Bolan didn’t want Anibella along for the ride, though. She would cramp his style, especially if he picked up a lead. And there was the problem of contacting Blanca Asado, and sorting out the stories of the two women. His gut trusted Asado, but he wasn’t infallible. Anibella’s facility at changing her colors like a chameleon was worrying and concerning, especially how she seemed to try to manipulate him, but until Bolan had solid evidence, he couldn’t really act against her, especially if he wanted to make use of her resources in his crusade to bring cleansing flame to Acapulco.

“I’ll be behind bullet-resistant glass and armor plate, and can go zero to sixty in 5.6 seconds with the 4WD,” the first lady told him. “They might not miss me, but they won’t be able to punch through.”

“Why you and not an agent?” Bolan pressed.

“Because this is the second time that these animals have come close enough to me to shoot me. I’ve been working too hard to clean up this state, and now it’s personal. I want this place to ditch its seedy reputation, and I want to put anyone between me and the perfect paradise in the ground,” the woman stated. “You’ve been shot at. There’s no doubt of that.”

“It’s my job,” Bolan explained.

“Job? Or duty?” Anibella asked.

“So you’re driven?” Bolan asked. “What about earlier? Sharing a shower doesn’t sound like someone on a crusade.”
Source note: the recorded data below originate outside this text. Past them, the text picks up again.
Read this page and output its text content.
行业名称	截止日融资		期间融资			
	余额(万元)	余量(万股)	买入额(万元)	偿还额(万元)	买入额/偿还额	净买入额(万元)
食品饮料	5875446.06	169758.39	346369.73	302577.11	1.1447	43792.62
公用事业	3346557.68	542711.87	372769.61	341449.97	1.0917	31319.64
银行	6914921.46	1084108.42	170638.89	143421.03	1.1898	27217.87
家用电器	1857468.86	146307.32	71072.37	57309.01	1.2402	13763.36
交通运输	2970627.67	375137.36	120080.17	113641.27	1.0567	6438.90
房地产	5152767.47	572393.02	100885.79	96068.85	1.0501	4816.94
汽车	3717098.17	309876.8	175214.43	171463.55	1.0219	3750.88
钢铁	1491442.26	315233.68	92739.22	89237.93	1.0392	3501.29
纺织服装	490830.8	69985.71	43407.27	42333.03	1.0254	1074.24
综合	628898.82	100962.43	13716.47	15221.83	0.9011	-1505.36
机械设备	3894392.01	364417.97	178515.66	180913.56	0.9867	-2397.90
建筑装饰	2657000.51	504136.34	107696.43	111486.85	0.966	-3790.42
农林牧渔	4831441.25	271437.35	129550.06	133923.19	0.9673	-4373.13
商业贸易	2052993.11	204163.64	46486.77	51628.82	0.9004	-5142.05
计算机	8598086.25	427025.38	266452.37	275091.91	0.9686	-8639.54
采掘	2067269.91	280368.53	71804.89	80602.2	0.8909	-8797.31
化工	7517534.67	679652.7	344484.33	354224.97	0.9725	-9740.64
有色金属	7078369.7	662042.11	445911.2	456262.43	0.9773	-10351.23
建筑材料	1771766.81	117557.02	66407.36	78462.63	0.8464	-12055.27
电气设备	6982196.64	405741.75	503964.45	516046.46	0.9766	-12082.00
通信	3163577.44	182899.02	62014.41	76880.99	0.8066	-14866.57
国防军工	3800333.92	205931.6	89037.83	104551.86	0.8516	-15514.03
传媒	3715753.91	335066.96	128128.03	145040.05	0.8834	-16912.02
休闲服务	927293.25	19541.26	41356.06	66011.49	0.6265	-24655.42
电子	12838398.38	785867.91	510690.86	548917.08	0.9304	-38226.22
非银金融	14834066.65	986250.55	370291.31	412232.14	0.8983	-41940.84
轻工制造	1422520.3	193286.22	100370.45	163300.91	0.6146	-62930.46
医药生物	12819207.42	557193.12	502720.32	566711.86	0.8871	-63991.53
Anibella’s hazel eyes narrowed to razor slits. Rage radiated from her in palpable waves.

“I was just checking to see if you thought with your dick,” she growled. “You blunted some of my best efforts, so you passed my trustworthiness test.”

“I see. If I’d been weak enough to get naked with you, then I’d be too incompetent to take on the cartel,” Bolan mused.

“Not incompetent,” Anibella said, softening slightly. “But too easily distracted.”